Grammar- Commonly Misused


This is a simple one, but I still see it misused sometimes. Plainly stated:

Know– to possess information

I know I’m not allowed to stay out late.

Do you know what time the bus arrives?

No– a negative response, a refusal, a state of ‘not’

No, I do not want dessert.

There is no way I can eat any more.


This one is pretty commonly misused. Here’s the short of it.

To lay: to place something

To lie: to remain horizontal

You would lay out the tablecloth, and lie down for a nap.

Lay (present) -Laid (past) -Laid (past participle)

You will lay out a tablecloth.

I laid out the tablecloth.

I had just laid out the last tablecloth.

Lie (present) -Lay (past) -Lain (past participle)

I need to lie down for a nap.

I laid down and napped.

I would have lain there all day.


“Than” (conjunction) is always used in comparison. See below:

“You’re better than this.”
“It rained more today than it did yesterday.”
“Other than Mary, no one had ever understood.” (Comparison may be between people, places, things, etc.)

All are comparisons.

“Then” (adverb, adjective, noun) usually depicts time.

“After we go to the movie, then we will go have dinner.”

“Well then, I guess that is just that” (After the realization, or acquiring of information, ‘then’ this conclusion. Time has affected perception. In this case, “then” could be synonymous with “in light of” or “in that case”.)
“Then, we had cake.”


*Preventing this grammar faux pas will allow you to avoid much internet based shaming, if nothing else.

You’re- is always a contraction for ‘you are’.

You’re going to wear that?

I think you’re crazy.

You’re going to love this diner.

Your- is always possessive.

Is that your jacket?

It’s not your fault.

It’s your birthday.


*Preventing this grammar faux pas will allow you to avoid much internet based shaming, if nothing else.

They’re- always combines “they” and “are”. This never indicates possession.

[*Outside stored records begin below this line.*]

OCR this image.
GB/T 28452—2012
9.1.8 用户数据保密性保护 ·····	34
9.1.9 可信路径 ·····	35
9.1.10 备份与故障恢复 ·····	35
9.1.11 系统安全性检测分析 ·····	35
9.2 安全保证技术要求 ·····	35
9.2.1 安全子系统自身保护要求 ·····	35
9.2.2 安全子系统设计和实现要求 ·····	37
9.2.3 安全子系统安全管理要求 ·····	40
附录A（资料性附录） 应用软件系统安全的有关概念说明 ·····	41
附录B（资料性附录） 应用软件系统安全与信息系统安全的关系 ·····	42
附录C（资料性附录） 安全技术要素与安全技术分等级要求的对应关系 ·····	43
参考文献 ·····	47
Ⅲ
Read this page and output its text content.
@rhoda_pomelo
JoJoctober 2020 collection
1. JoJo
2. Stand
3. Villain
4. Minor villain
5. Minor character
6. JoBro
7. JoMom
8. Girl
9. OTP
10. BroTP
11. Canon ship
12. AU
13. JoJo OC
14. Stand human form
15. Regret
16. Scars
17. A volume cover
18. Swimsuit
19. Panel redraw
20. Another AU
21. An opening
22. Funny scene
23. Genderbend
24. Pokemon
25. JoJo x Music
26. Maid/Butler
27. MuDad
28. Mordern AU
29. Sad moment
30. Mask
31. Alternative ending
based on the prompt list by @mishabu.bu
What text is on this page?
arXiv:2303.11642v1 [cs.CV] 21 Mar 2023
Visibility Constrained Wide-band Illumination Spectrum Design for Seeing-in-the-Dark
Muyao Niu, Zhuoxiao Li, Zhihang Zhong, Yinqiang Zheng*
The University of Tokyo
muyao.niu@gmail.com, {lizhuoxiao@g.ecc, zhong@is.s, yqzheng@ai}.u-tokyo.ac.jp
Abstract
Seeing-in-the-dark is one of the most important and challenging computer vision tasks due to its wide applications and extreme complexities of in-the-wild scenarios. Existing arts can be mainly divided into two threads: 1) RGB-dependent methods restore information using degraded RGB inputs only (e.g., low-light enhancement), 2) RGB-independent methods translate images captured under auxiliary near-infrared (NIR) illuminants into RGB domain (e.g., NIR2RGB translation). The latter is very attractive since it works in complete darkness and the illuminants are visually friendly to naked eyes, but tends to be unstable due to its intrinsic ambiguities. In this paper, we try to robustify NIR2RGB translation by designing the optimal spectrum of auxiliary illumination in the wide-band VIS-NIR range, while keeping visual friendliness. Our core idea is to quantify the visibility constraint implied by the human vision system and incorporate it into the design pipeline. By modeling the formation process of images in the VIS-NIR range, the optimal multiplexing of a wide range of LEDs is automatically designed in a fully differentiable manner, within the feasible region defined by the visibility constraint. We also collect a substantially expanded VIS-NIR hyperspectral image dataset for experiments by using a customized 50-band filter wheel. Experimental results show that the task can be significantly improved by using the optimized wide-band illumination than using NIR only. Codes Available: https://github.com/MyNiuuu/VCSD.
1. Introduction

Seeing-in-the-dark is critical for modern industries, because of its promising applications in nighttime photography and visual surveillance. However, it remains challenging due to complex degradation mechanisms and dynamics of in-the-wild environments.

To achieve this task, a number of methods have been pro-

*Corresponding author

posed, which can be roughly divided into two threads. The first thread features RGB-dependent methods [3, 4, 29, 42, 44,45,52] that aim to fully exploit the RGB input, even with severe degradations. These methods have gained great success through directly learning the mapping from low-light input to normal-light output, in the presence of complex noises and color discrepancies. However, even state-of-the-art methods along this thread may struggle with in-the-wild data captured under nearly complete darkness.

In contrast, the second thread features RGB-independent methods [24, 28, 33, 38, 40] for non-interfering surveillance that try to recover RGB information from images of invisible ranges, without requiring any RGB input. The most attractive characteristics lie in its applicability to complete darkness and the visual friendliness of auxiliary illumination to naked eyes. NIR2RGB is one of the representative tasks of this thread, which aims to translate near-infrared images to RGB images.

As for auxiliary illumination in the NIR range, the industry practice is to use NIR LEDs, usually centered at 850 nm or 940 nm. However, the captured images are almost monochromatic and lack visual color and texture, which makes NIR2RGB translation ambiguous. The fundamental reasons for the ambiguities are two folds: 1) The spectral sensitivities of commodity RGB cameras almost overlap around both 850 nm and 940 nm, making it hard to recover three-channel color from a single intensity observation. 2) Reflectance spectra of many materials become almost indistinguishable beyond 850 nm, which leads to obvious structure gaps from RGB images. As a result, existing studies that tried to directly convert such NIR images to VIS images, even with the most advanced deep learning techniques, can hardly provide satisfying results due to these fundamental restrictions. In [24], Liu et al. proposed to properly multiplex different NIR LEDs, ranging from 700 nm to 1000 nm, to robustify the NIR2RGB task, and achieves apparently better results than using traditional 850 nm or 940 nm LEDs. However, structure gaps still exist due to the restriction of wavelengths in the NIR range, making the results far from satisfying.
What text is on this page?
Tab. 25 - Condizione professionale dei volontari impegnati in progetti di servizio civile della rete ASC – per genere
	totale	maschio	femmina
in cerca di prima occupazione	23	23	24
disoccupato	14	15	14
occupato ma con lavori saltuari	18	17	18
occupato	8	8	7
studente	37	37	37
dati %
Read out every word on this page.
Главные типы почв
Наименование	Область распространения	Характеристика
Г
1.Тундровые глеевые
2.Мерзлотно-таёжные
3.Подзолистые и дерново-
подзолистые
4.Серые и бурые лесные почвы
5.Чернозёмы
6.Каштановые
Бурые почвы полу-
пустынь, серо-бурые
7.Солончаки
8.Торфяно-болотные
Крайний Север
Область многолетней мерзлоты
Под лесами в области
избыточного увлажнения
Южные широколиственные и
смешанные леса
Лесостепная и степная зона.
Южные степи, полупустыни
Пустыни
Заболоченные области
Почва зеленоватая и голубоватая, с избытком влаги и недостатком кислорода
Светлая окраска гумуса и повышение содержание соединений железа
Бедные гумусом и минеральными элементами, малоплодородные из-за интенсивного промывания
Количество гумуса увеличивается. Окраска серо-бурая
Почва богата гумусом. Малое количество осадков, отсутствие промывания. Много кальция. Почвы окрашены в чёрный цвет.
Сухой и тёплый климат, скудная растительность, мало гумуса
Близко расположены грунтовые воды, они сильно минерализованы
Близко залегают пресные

They’re going to the store.

They’re never going to forget today.

Their– indicates possession

It’s their turn.

That’s their house.

There– indicates location or state of being

Will there be food?

Michael lives over there.


This is a classic case of English being delightfully complicated. While all three words have the exact same pronunciation, the meaning is different for each, making them easy to confuse.

To– used to identify

That was mean to do.

Are you going to the store?

Too- also, or excessively so

That was too mean.

I want to go, too!

Two– only ever the number 2

I need two blankets.

I have until two-thirty.


Who’s is ALWAYS a contraction for Who is or Who has
If one of those two cannot replace the word “who’s”, then the correct usage is “whose.”

Who’s going to the movie?

Is that John, who’s always late?

Whose, however usually describes possession or an attribute.

Whose shoes are these?

It is John, whose repeated tardiness caused the delay!